Most speakers pay lip service to storytelling, but what they really do is relay pieces of stories, anecdotes, or name-dropping factoids-on-steroids.  My wife and I celebrated New Year’s one year at the Charles Hotel, and as we were checking out, guess who got into the elevator with us?  Matt Damon and his familyTrue story. 

Only it’s not a story.  It’s a factoid given artificial significance by the celebrity involved.

Could I turn it into a story?  Only by creating conflict with someone and Matt Damon.  One of his children was cranky and wanted some candy.  Matt was all for giving in, but his wife glared at him and said, sotto voce, “Don’t spoil her.”  Matt rolled his eyes and withdrew the proffered candy, causing the kid to wail and everyone in the elevator to be embarrassed.  (Important note:  this is not a true story.  Actually everyone on the elevator behaved well.)

Now we’re getting somewhere – we have conflict between Matt and his wife, and his child.  It’s almost a story, with a resolution.

Is it a good almost-story?  No.  The stakes are trivial, and we don’t really learn anything interesting from even this celebrity-cranked anecdotal story.

Why isn’t it a story, really?  Because no one changes, that we can see.  Matt is still a bad father, his wife is still playing the heavy, and the kid is presumably still spoiled.

Turning this miserable anecdote into a real story would not help much: Matt realizes the error of his ways and resolves never again to contravene his wife or feed his kid candy.  Why?  Because the situation is too hackneyed and the insight potentially gained from it too simple.  And no one works hard enough to achieve the ending of the story.

All these machinations around poor Matt suggest a few ways to make your stories better.

1.Start with strong conflict. Conflict is key to good storytelling.  Without some tension between at least two characters, we don’t have the possibility of something interesting happening.  But, and this is an important but. . .
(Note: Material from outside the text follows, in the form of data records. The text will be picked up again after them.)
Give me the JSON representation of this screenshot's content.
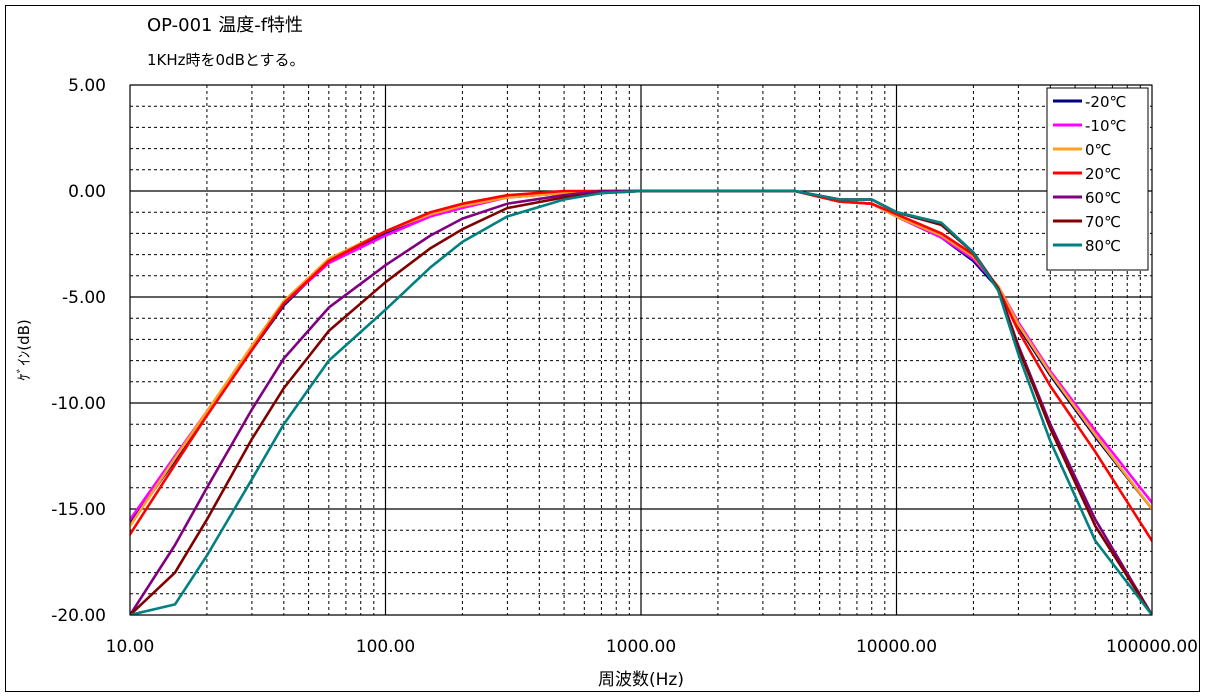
{
  "chart_data": {
    "type": "line",
    "title": "OP-001 温度-f特性",
    "subtitle": "1KHz時を0dBとする。",
    "xlabel": "周波数(Hz)",
    "ylabel": "ｹﾞｲﾝ(dB)",
    "x_scale": "log",
    "xlim": [
      10,
      100000
    ],
    "ylim": [
      -20,
      5
    ],
    "x_ticks": [
      10,
      100,
      1000,
      10000,
      100000
    ],
    "x_tick_labels": [
      "10.00",
      "100.00",
      "1000.00",
      "10000.00",
      "100000.00"
    ],
    "y_ticks": [
      5,
      0,
      -5,
      -10,
      -15,
      -20
    ],
    "y_tick_labels": [
      "5.00",
      "0.00",
      "-5.00",
      "-10.00",
      "-15.00",
      "-20.00"
    ],
    "grid": true,
    "legend_position": "top-right",
    "x": [
      10,
      15,
      20,
      30,
      40,
      60,
      100,
      150,
      200,
      300,
      500,
      700,
      1000,
      2000,
      4000,
      6000,
      8000,
      10000,
      15000,
      20000,
      25000,
      30000,
      40000,
      60000,
      100000
    ],
    "series": [
      {
        "name": "-20℃",
        "color": "#000080",
        "values": [
          -15.7,
          -12.7,
          -10.5,
          -7.5,
          -5.4,
          -3.3,
          -2.0,
          -1.2,
          -0.7,
          -0.3,
          -0.1,
          0.0,
          0.0,
          0.0,
          0.0,
          -0.5,
          -0.6,
          -1.2,
          -2.2,
          -3.3,
          -4.6,
          -6.4,
          -8.7,
          -11.6,
          -15.0
        ]
      },
      {
        "name": "-10℃",
        "color": "#ff00ff",
        "values": [
          -15.5,
          -12.5,
          -10.4,
          -7.4,
          -5.3,
          -3.4,
          -2.1,
          -1.2,
          -0.8,
          -0.3,
          -0.1,
          0.0,
          0.0,
          0.0,
          0.0,
          -0.5,
          -0.6,
          -1.2,
          -2.2,
          -3.2,
          -4.5,
          -6.2,
          -8.5,
          -11.3,
          -14.7
        ]
      },
      {
        "name": "0℃",
        "color": "#ffa020",
        "values": [
          -15.8,
          -12.6,
          -10.4,
          -7.3,
          -5.2,
          -3.2,
          -1.9,
          -1.1,
          -0.7,
          -0.3,
          -0.1,
          0.0,
          0.0,
          0.0,
          0.0,
          -0.5,
          -0.6,
          -1.2,
          -2.1,
          -3.1,
          -4.5,
          -6.3,
          -8.6,
          -11.5,
          -15.0
        ]
      },
      {
        "name": "20℃",
        "color": "#ff0000",
        "values": [
          -16.2,
          -12.9,
          -10.6,
          -7.5,
          -5.3,
          -3.3,
          -1.9,
          -1.0,
          -0.6,
          -0.2,
          0.0,
          0.0,
          0.0,
          0.0,
          0.0,
          -0.5,
          -0.6,
          -1.1,
          -2.0,
          -3.0,
          -4.6,
          -6.6,
          -9.2,
          -12.3,
          -16.5
        ]
      },
      {
        "name": "60℃",
        "color": "#800080",
        "values": [
          -20.0,
          -16.7,
          -14.0,
          -10.3,
          -7.9,
          -5.5,
          -3.5,
          -2.1,
          -1.3,
          -0.6,
          -0.2,
          0.0,
          0.0,
          0.0,
          0.0,
          -0.4,
          -0.4,
          -1.0,
          -1.6,
          -2.9,
          -4.6,
          -7.3,
          -11.0,
          -15.5,
          -20.0
        ]
      },
      {
        "name": "70℃",
        "color": "#800000",
        "values": [
          -20.0,
          -18.0,
          -15.5,
          -11.7,
          -9.3,
          -6.6,
          -4.3,
          -2.7,
          -1.8,
          -0.8,
          -0.3,
          -0.1,
          0.0,
          0.0,
          0.0,
          -0.4,
          -0.4,
          -1.0,
          -1.6,
          -2.9,
          -4.6,
          -7.4,
          -11.2,
          -15.8,
          -20.0
        ]
      },
      {
        "name": "80℃",
        "color": "#008080",
        "values": [
          -20.0,
          -19.5,
          -17.2,
          -13.6,
          -11.0,
          -8.0,
          -5.6,
          -3.6,
          -2.4,
          -1.2,
          -0.4,
          -0.1,
          0.0,
          0.0,
          0.0,
          -0.4,
          -0.4,
          -1.0,
          -1.5,
          -2.9,
          -4.7,
          -7.7,
          -11.8,
          -16.5,
          -20.0
        ]
      }
    ]
  }
}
2.Make the stakes high and the conflict interesting. You can’t just offer us the clichéd father-kid-mother-candy situation if the only reason to pay attention is that a celebrity is involved.  That’s not enough.  We not only need something at stake; we need something important at stake.

3.Ensure that the hero learns something or changes by the end of the story. This character growth is essential to good storytelling, and it’s the other thing besides conflict that’s almost always left out.

4.Never say “fast-forward.” One of the quickest way to tell if a story is poorly structured is when the teller says, “fast-forward to. . . .”  What’s happening is that the storyteller hasn’t started the story in the right place.  Always start the story as late into the plot as possible, but not too late.  If you do that properly, you should never have to say, “fast forward.”

5.A good story has a point, or moral. It’s not always explicitly stated, but it often is.  If you can’t clearly state it, then you haven’t thought enough about the story – why you’re telling it, what its structural logic is, and where it’s headed.

So there you have it:  good story telling begins with conflict.  But not just any conflict – conflict where the stakes are high and everyone can care about the outcome.  Then, you need to put your hero right into the middle of the soup, and turn up the heat.  Make the hero suffer for the insight she ultimately learns.  And then have a clear idea of what that insight is.

And that is the beginning of good storytelling.